Little Learnings #2
The CLARITY Act: are we finally getting sensible regulation for crypto?
This is the second post in a new series (whimsically titled Little Learnings) of educational posts I will be releasing every Friday. The intention behind these is to break down some new interesting topic or development happening in the crypto space. God knows there’s enough happening, and it’s often complicated — so I’m here to try and simplify it a bit.
This post is sponsored by Open Campus
A very fitting sponsor for this issue, Open Campus is building the onchain financial layer for education.
They recently announced a partnership with the Government of Madhya Pradesh (a state in India) to bring 50 MILLION academic records onchain.
Every graduate in the state will have a verified digital credential on EDU Chain.
This is a pretty incredible achievement and will push forward the future of the role of blockchain technology in education.
Learn more here (check it out, it’s genuinely a very cool partnership).
The CLARITY Act: are we finally getting sensible regulation for crypto?
This week we’re talking about the Digital Asset Market CLARITY Act. One of (if not the) most significant pieces of crypto legislation to hit the US Senate.
For years, the crypto industry has begged for regulatory clarity, and it seems like we’re pretty close to getting it. Hopefully no more regulation by enforcement, no more Gary Gensler shenanigans, no more wondering if a token is a security or a commodity.
But not everything is rainbows and butterflies and this week we saw some pretty serious pushback on the act.
What is the CLARITY Act?
The CLARITY Act is an attempt to establish a comprehensive regulatory framework for digital assets in the United States. You can kinda think of it as the crypto industry’s version of finally getting a rulebook. It’s been the wild west for so long and people (and especially businesses) have had to struggle with a lot of regulatory uncertainty, making it very difficult to build and plan for the future.
The bill aims to do a few key things:
Draw a clear line between SEC and CFTC jurisdiction, finally answering which regulator oversees what in crypto.
Create definitions for digital commodities, investment contracts, and payment stablecoins by putting legal definitions to the terms we throw around daily.
Establish disclosure requirements and investor protections to help retail from getting too rekt
Crack down on illicit finance by giving law enforcement new tools to combat money laundering and sanctions evasion
The goals sound great, but things are a bit up in the air atm..
Coinbase pulls their support for it
On January 14th, hours before the Senate Banking Committee was scheduled to vote on the bill, Coinbase CEO Brian Armstrong tweeted out saying that Coinbase was pulling its support for the CLARITY Act.

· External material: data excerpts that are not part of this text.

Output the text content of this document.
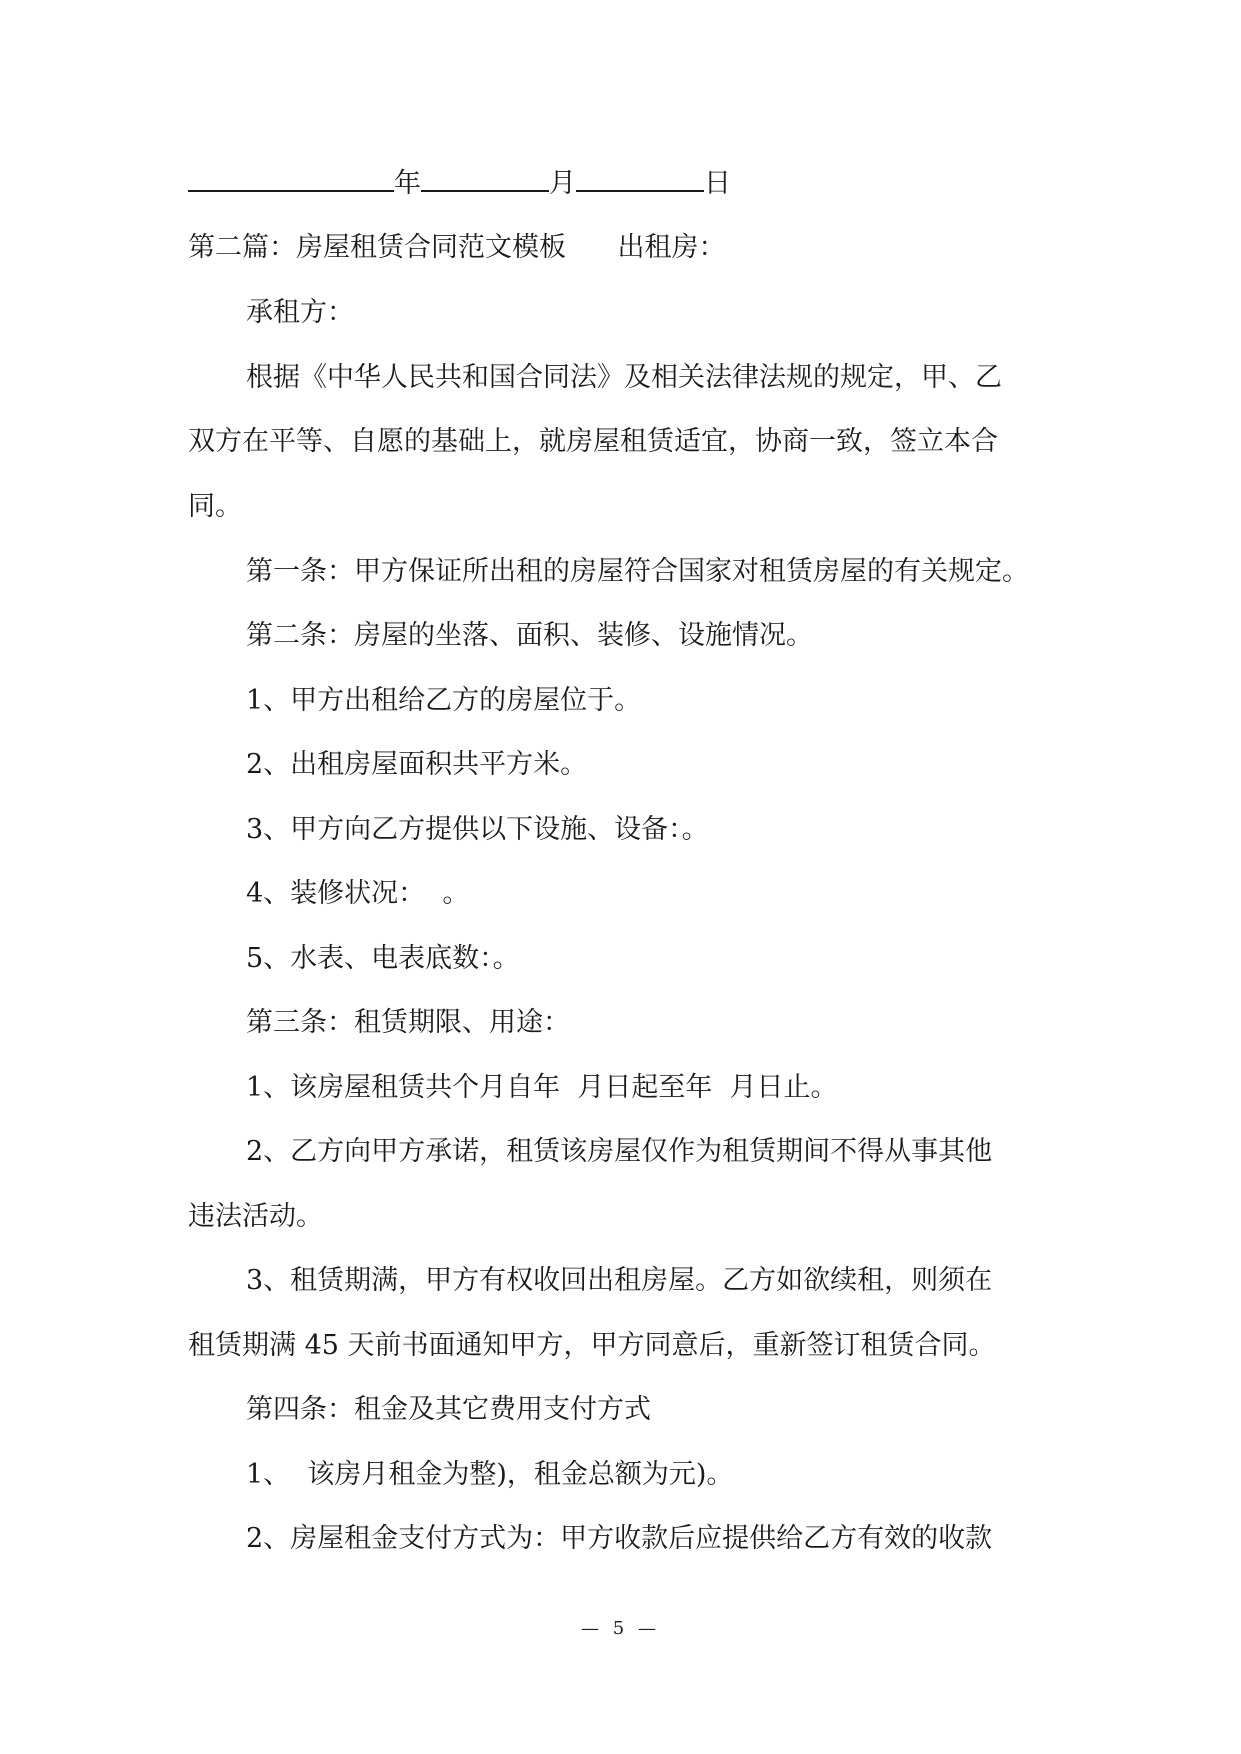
年	月	日
第二篇：房屋租赁合同范文模板      出租房：
承租方：
根据《中华人民共和国合同法》及相关法律法规的规定，甲、乙
双方在平等、自愿的基础上，就房屋租赁适宜，协商一致，签立本合
同。
第一条：甲方保证所出租的房屋符合国家对租赁房屋的有关规定。
第二条：房屋的坐落、面积、装修、设施情况。
1、甲方出租给乙方的房屋位于。
2、出租房屋面积共平方米。
3、甲方向乙方提供以下设施、设备：。
4、装修状况：  。
5、水表、电表底数：。
第三条：租赁期限、用途：
1、该房屋租赁共个月自年  月日起至年  月日止。
2、乙方向甲方承诺，租赁该房屋仅作为租赁期间不得从事其他
违法活动。
3、租赁期满，甲方有权收回出租房屋。乙方如欲续租，则须在
租赁期满 45 天前书面通知甲方，甲方同意后，重新签订租赁合同。
第四条：租金及其它费用支付方式
1、  该房月租金为整)，租金总额为元)。
2、房屋租金支付方式为：甲方收款后应提供给乙方有效的收款
— 5 —
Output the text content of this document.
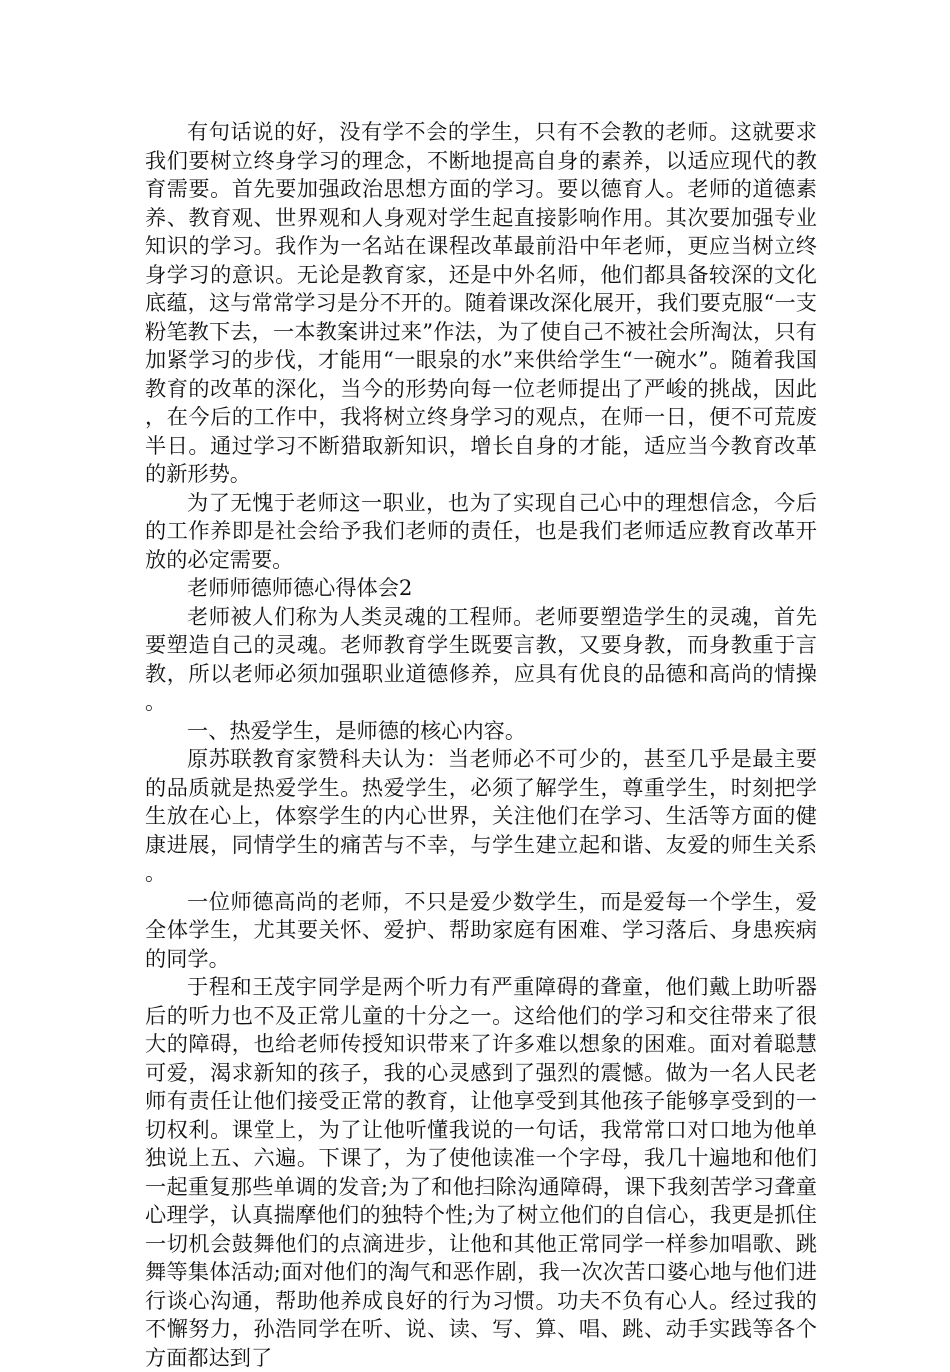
有句话说的好，没有学不会的学生，只有不会教的老师。这就要求我们要树立终身学习的理念，不断地提高自身的素养，以适应现代的教育需要。首先要加强政治思想方面的学习。要以德育人。老师的道德素养、教育观、世界观和人身观对学生起直接影响作用。其次要加强专业知识的学习。我作为一名站在课程改革最前沿中年老师，更应当树立终身学习的意识。无论是教育家，还是中外名师，他们都具备较深的文化底蕴，这与常常学习是分不开的。随着课改深化展开，我们要克服“一支粉笔教下去，一本教案讲过来”作法，为了使自己不被社会所淘汰，只有加紧学习的步伐，才能用“一眼泉的水”来供给学生“一碗水”。随着我国教育的改革的深化，当今的形势向每一位老师提出了严峻的挑战，因此，在今后的工作中，我将树立终身学习的观点，在师一日，便不可荒废半日。通过学习不断猎取新知识，增长自身的才能，适应当今教育改革的新形势。

为了无愧于老师这一职业，也为了实现自己心中的理想信念，今后的工作养即是社会给予我们老师的责任，也是我们老师适应教育改革开放的必定需要。

老师师德师德心得体会2

老师被人们称为人类灵魂的工程师。老师要塑造学生的灵魂，首先要塑造自己的灵魂。老师教育学生既要言教，又要身教，而身教重于言教，所以老师必须加强职业道德修养，应具有优良的品德和高尚的情操。

一、热爱学生，是师德的核心内容。

原苏联教育家赞科夫认为：当老师必不可少的，甚至几乎是最主要的品质就是热爱学生。热爱学生，必须了解学生，尊重学生，时刻把学生放在心上，体察学生的内心世界，关注他们在学习、生活等方面的健康进展，同情学生的痛苦与不幸，与学生建立起和谐、友爱的师生关系。

一位师德高尚的老师，不只是爱少数学生，而是爱每一个学生，爱全体学生，尤其要关怀、爱护、帮助家庭有困难、学习落后、身患疾病的同学。

于程和王茂宇同学是两个听力有严重障碍的聋童，他们戴上助听器后的听力也不及正常儿童的十分之一。这给他们的学习和交往带来了很大的障碍，也给老师传授知识带来了许多难以想象的困难。面对着聪慧可爱，渴求新知的孩子，我的心灵感到了强烈的震憾。做为一名人民老师有责任让他们接受正常的教育，让他享受到其他孩子能够享受到的一切权利。课堂上，为了让他听懂我说的一句话，我常常口对口地为他单独说上五、六遍。下课了，为了使他读准一个字母，我几十遍地和他们一起重复那些单调的发音;为了和他扫除沟通障碍，课下我刻苦学习聋童心理学，认真揣摩他们的独特个性;为了树立他们的自信心，我更是抓住一切机会鼓舞他们的点滴进步，让他和其他正常同学一样参加唱歌、跳舞等集体活动;面对他们的淘气和恶作剧，我一次次苦口婆心地与他们进行谈心沟通，帮助他养成良好的行为习惯。功夫不负有心人。经过我的不懈努力，孙浩同学在听、说、读、写、算、唱、跳、动手实践等各个方面都达到了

“We’d rather have no bill than a bad bill,” he posted on X.
Some of his concerns:
- A defacto ban on tokenized equities
- DeFi prohibitions, giving the government unlimited access to your financial records and removing your right to privacy
- Erosion of the CFTC’s authority, stifling innovation and making it subservient to the SEC
- Draft amendments that would kill rewards on stablecoins, allowing banks to ban their competition
The next day, the Senate Banking Committee postponed the vote.
What’s next?
Senate Banking Chairman Tim Scott says he’s optimistic the bill will still pass before the midterm elections and Brian Armstrong remains optimistic that they’ll get to the right outcome.
Fingers crossed! Our industry desperately needs better and more clear regulation, and for better or worse, a lot of the world tends to follow the example(s) set by the USA.
Hopefully they can work this out in a way that doesn’t harm the industry.
I, too, remain optimistic that they will.